One Sunday, I saw one of my kids didn't have his arms folded during the prayer. His eyes weren't shut either. I knew this because he was looking at me.
Later, during class, Pudge confessed that he didn't like to fold his arms. He would rather just let them hang loose. I told him he could do whatever he wanted during prayers so long as he was quiet.
A girl: "Heavenly Father says we have to fold our arms."
Me: "No, he doesn't."
Pudge: "Sister Slummer said so."
Me: "Well, she's a fathead. And you can tell her that Brother Kirby said so."

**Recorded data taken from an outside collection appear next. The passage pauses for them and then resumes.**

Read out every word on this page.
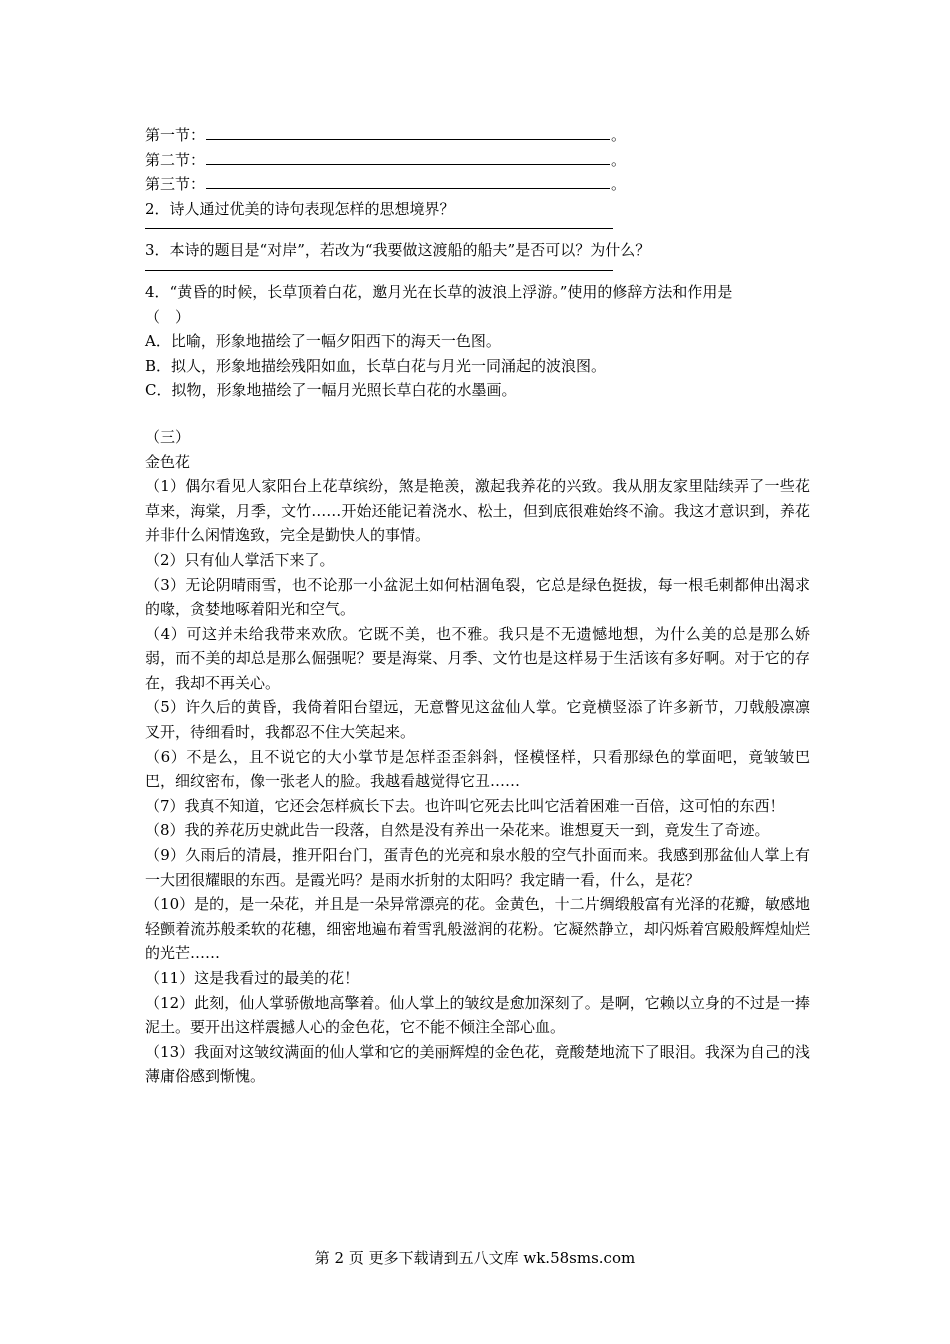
第一节：	。
第二节：	。
第三节：	。
2．诗人通过优美的诗句表现怎样的思想境界？
3．本诗的题目是“对岸”，若改为“我要做这渡船的船夫”是否可以？为什么？

4．“黄昏的时候，长草顶着白花，邀月光在长草的波浪上浮游。”使用的修辞方法和作用是

（　）
A．比喻，形象地描绘了一幅夕阳西下的海天一色图。
B．拟人，形象地描绘残阳如血，长草白花与月光一同涌起的波浪图。
C．拟物，形象地描绘了一幅月光照长草白花的水墨画。
（三）
金色花

（1）偶尔看见人家阳台上花草缤纷，煞是艳羡，激起我养花的兴致。我从朋友家里陆续弄了一些花草来，海棠，月季，文竹……开始还能记着浇水、松土，但到底很难始终不渝。我这才意识到，养花并非什么闲情逸致，完全是勤快人的事情。

（2）只有仙人掌活下来了。

（3）无论阴晴雨雪，也不论那一小盆泥土如何枯涸龟裂，它总是绿色挺拔，每一根毛刺都伸出渴求的喙，贪婪地啄着阳光和空气。

（4）可这并未给我带来欢欣。它既不美，也不雅。我只是不无遗憾地想，为什么美的总是那么娇弱，而不美的却总是那么倔强呢？要是海棠、月季、文竹也是这样易于生活该有多好啊。对于它的存在，我却不再关心。

（5）许久后的黄昏，我倚着阳台望远，无意瞥见这盆仙人掌。它竟横竖添了许多新节，刀戟般凛凛叉开，待细看时，我都忍不住大笑起来。

（6）不是么，且不说它的大小掌节是怎样歪歪斜斜，怪模怪样，只看那绿色的掌面吧，竟皱皱巴巴，细纹密布，像一张老人的脸。我越看越觉得它丑……

（7）我真不知道，它还会怎样疯长下去。也许叫它死去比叫它活着困难一百倍，这可怕的东西！

（8）我的养花历史就此告一段落，自然是没有养出一朵花来。谁想夏天一到，竟发生了奇迹。

（9）久雨后的清晨，推开阳台门，蛋青色的光亮和泉水般的空气扑面而来。我感到那盆仙人掌上有一大团很耀眼的东西。是霞光吗？是雨水折射的太阳吗？我定睛一看，什么，是花？

（10）是的，是一朵花，并且是一朵异常漂亮的花。金黄色，十二片绸缎般富有光泽的花瓣，敏感地轻颤着流苏般柔软的花穗，细密地遍布着雪乳般滋润的花粉。它凝然静立，却闪烁着宫殿般辉煌灿烂的光芒……

（11）这是我看过的最美的花！

（12）此刻，仙人掌骄傲地高擎着。仙人掌上的皱纹是愈加深刻了。是啊，它赖以立身的不过是一捧泥土。要开出这样震撼人心的金色花，它不能不倾注全部心血。

（13）我面对这皱纹满面的仙人掌和它的美丽辉煌的金色花，竟酸楚地流下了眼泪。我深为自己的浅薄庸俗感到惭愧。

第 2 页 更多下载请到五八文库 wk.58sms.com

Later, when it was time for the closing prayer, I told the kids to fold their heads and bow their arms. So ingrained was the prescribed function of reverence in them that only Pudge caught this wordplay.
I told you that to tell you this. What most people call the will of God is actually a bit of gospel or dogma processed through the filters of our own personalities. That's why God's will changes from person to person, even in the same faith.
If you're obsessively dogmatic, so too will be the manner of your worship. For example, Mormons are commanded not to drink intoxicating beverages. For most Latter-day Saints, this means no beer, wine or hard liquor. For others, it means no alcohol in any form, including cough syrup or sugar alcohol in some foods. To them, vanilla extract is of the devil.
You'll also see this behavior in our long and utterly useless search for the Lord's true will regarding caffeine in soda drinks. Beer or diet Coke. It's sixes.
Two guys can believe in the same thing, but just because one of them believes it while wearing a necktie doesn't mean he automatically occupies the high ground of faith or is more in tune with the Spirit.
It could be that conforming to a dress code is simply more important to him than it is to the other guy. Yes, it could also mean that the open-collar guy is a fallen spirit destined for one of the lower kingdoms. My bet is that God doesn't care one way or the other.
It isn't just Mormons. Hundreds of millions of people believe in the Quran, but only a teensy minority of them want to blow people up. Same with Christians, Jews, Catholics, Buddhists, perhaps even the Amish.
To be fair, let's include atheists or nonbelievers as well. If you're an intolerant @$&*#$ of an atheist, odds are that atheism didn't make you that way. You were probably an intolerant @$&*#$ to begin with.
When it comes to religion, people holler a lot about "truth." While I concede that this might be important, I also believe that the search for it is fraught with pitfalls for an ego-driven species like ours.
One thing is dead certain: Finding truth never automatically made anyone smart enough to put it to good use.